Re: OT: Posession (was OT: Re: What? the clean-shaven)
From: | Tim May <butsuri@...> |
Date: | Tuesday, May 20, 2003, 22:30 |
Stone Gordonssen wrote at 2003-05-19 15:44:45 (-0700)
> >Aha! So a conlang urgently needs a syntactical difference between
> >genitive and possessive.
>
> google for material on the conlang "Laadan" by Suzette Elgin - it has
> several types of posessives. I know that some natlangs do too.
>
> >*making notes for next project*
>
> Posession alone can be a huge topic. Months ago, Suzette Elgin and
> I spent days trying to research and explain to a neophite the place
> of the false posessive within the whole context of posession . I
> ended up feeling that actually posession - e.g. "my book" - was
> little more than a minor subset of a much larger and also
> mystifying set of inter-item relationships.
>
I've thought about this a bit myself, and I quite agree. "My home"
"my father" "my murderer" "my victim" "my arm" - the relationship
between possessor and possessed is different for each.

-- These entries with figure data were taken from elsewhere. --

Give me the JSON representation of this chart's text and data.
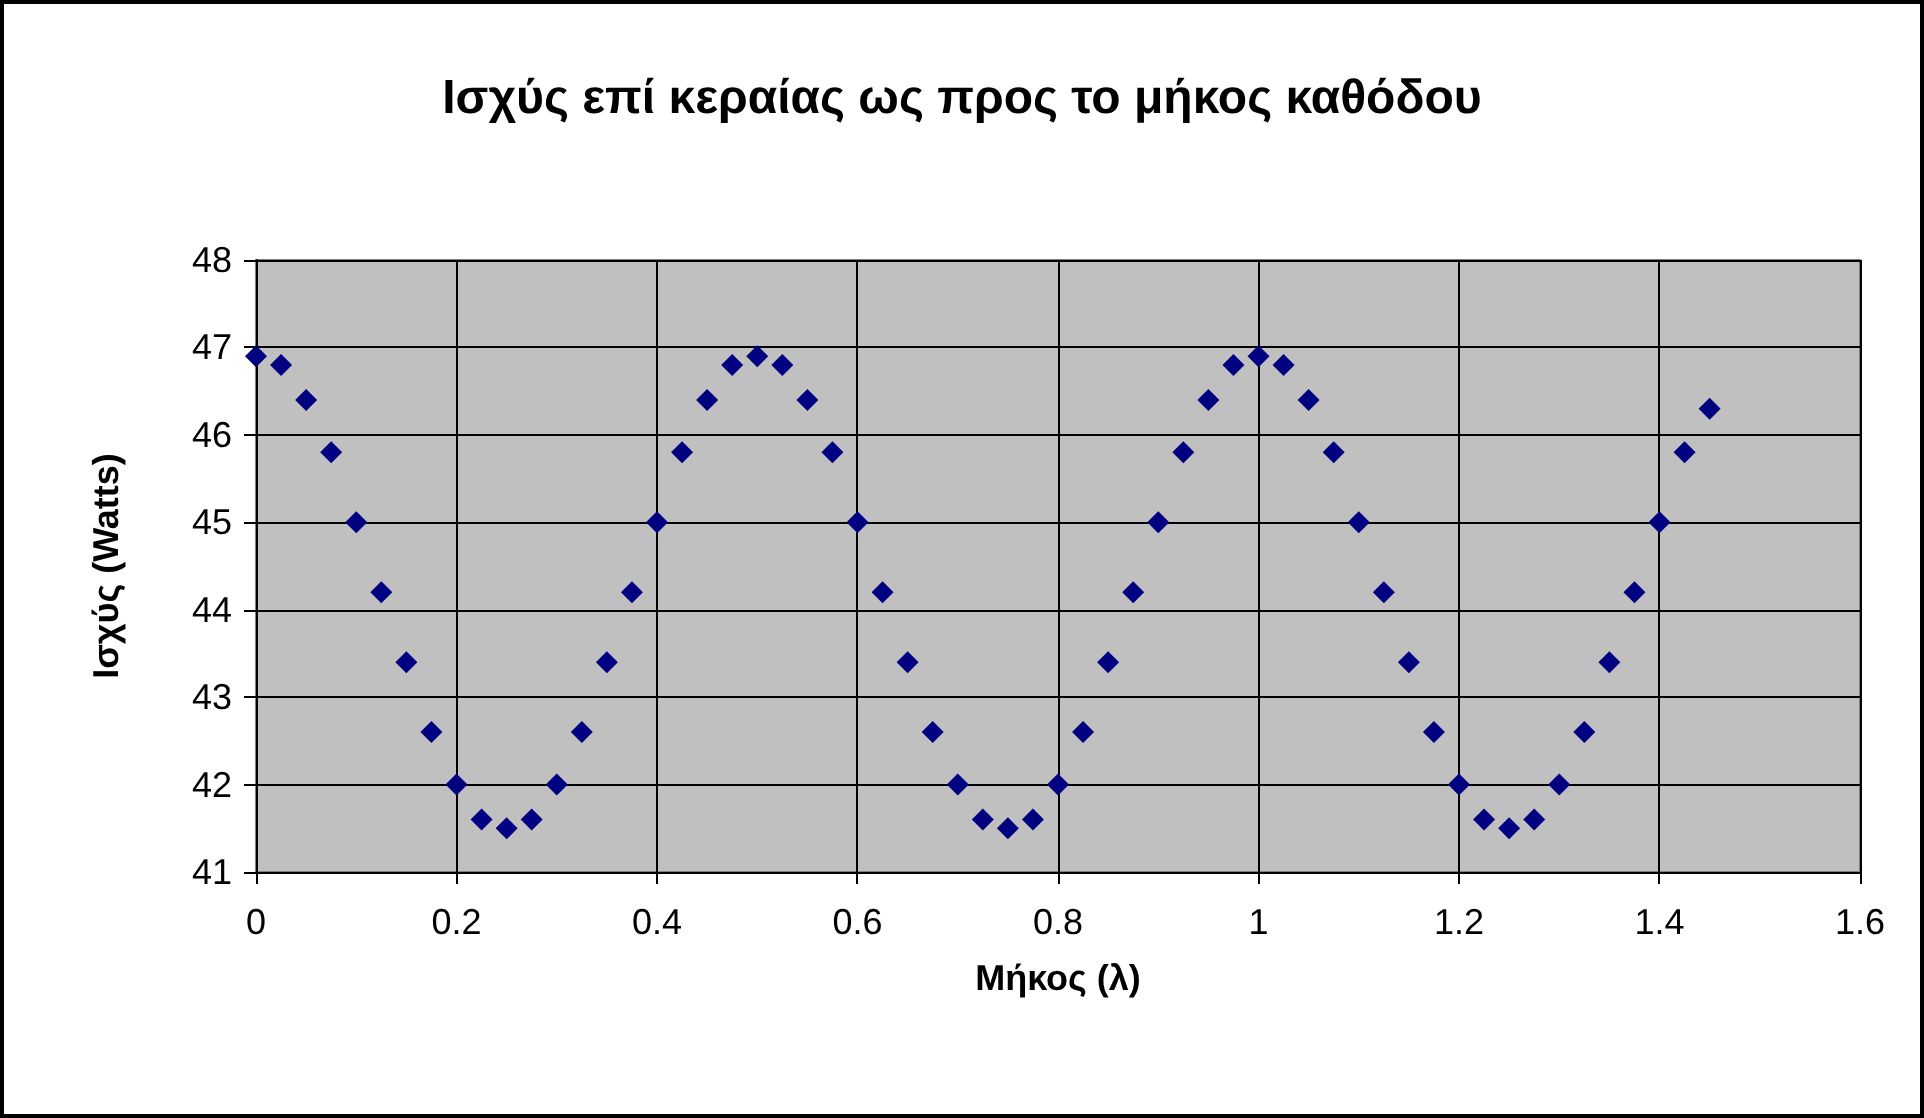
{
  "chart_data": {
    "type": "scatter",
    "title": "Ισχύς επί κεραίας ως προς το μήκος καθόδου",
    "xlabel": "Μήκος (λ)",
    "ylabel": "Ισχύς (Watts)",
    "x": [
      0,
      0.025,
      0.05,
      0.075,
      0.1,
      0.125,
      0.15,
      0.175,
      0.2,
      0.225,
      0.25,
      0.275,
      0.3,
      0.325,
      0.35,
      0.375,
      0.4,
      0.425,
      0.45,
      0.475,
      0.5,
      0.525,
      0.55,
      0.575,
      0.6,
      0.625,
      0.65,
      0.675,
      0.7,
      0.725,
      0.75,
      0.775,
      0.8,
      0.825,
      0.85,
      0.875,
      0.9,
      0.925,
      0.95,
      0.975,
      1,
      1.025,
      1.05,
      1.075,
      1.1,
      1.125,
      1.15,
      1.175,
      1.2,
      1.225,
      1.25,
      1.275,
      1.3,
      1.325,
      1.35,
      1.375,
      1.4,
      1.425,
      1.45
    ],
    "series": [
      {
        "color": "#000080",
        "values": [
          46.9,
          46.8,
          46.4,
          45.8,
          45.0,
          44.2,
          43.4,
          42.6,
          42.0,
          41.6,
          41.5,
          41.6,
          42.0,
          42.6,
          43.4,
          44.2,
          45.0,
          45.8,
          46.4,
          46.8,
          46.9,
          46.8,
          46.4,
          45.8,
          45.0,
          44.2,
          43.4,
          42.6,
          42.0,
          41.6,
          41.5,
          41.6,
          42.0,
          42.6,
          43.4,
          44.2,
          45.0,
          45.8,
          46.4,
          46.8,
          46.9,
          46.8,
          46.4,
          45.8,
          45.0,
          44.2,
          43.4,
          42.6,
          42.0,
          41.6,
          41.5,
          41.6,
          42.0,
          42.6,
          43.4,
          44.2,
          45.0,
          45.8,
          46.3
        ]
      }
    ],
    "xlim": [
      0,
      1.6
    ],
    "xticks": [
      0,
      0.2,
      0.4,
      0.6,
      0.8,
      1,
      1.2,
      1.4,
      1.6
    ],
    "ylim": [
      41,
      48
    ],
    "yticks": [
      41,
      42,
      43,
      44,
      45,
      46,
      47,
      48
    ],
    "grid": true,
    "marker": "diamond"
  }
}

As for natlangs which make a distinction - there's the well-known
opposition between alienable and inalienable possession, made in many
Polynesian and Amerindian languages. In the Amerindian languages
inalienable possessions are often mandatorily possessed, so that it is
grammatically impossible to say "a hand" without specifying at least
an indefinite possessor: "someone's hand". Some notes on this
phenomenon in Tzotzil may be found at this URL:
http://www.zapata.org/Tzotzil/Chapters/chapt4.html#4.5
If anyone can supply details of a natlang making a more specific
possessive distinction than this, I'd be very interested to hear of it.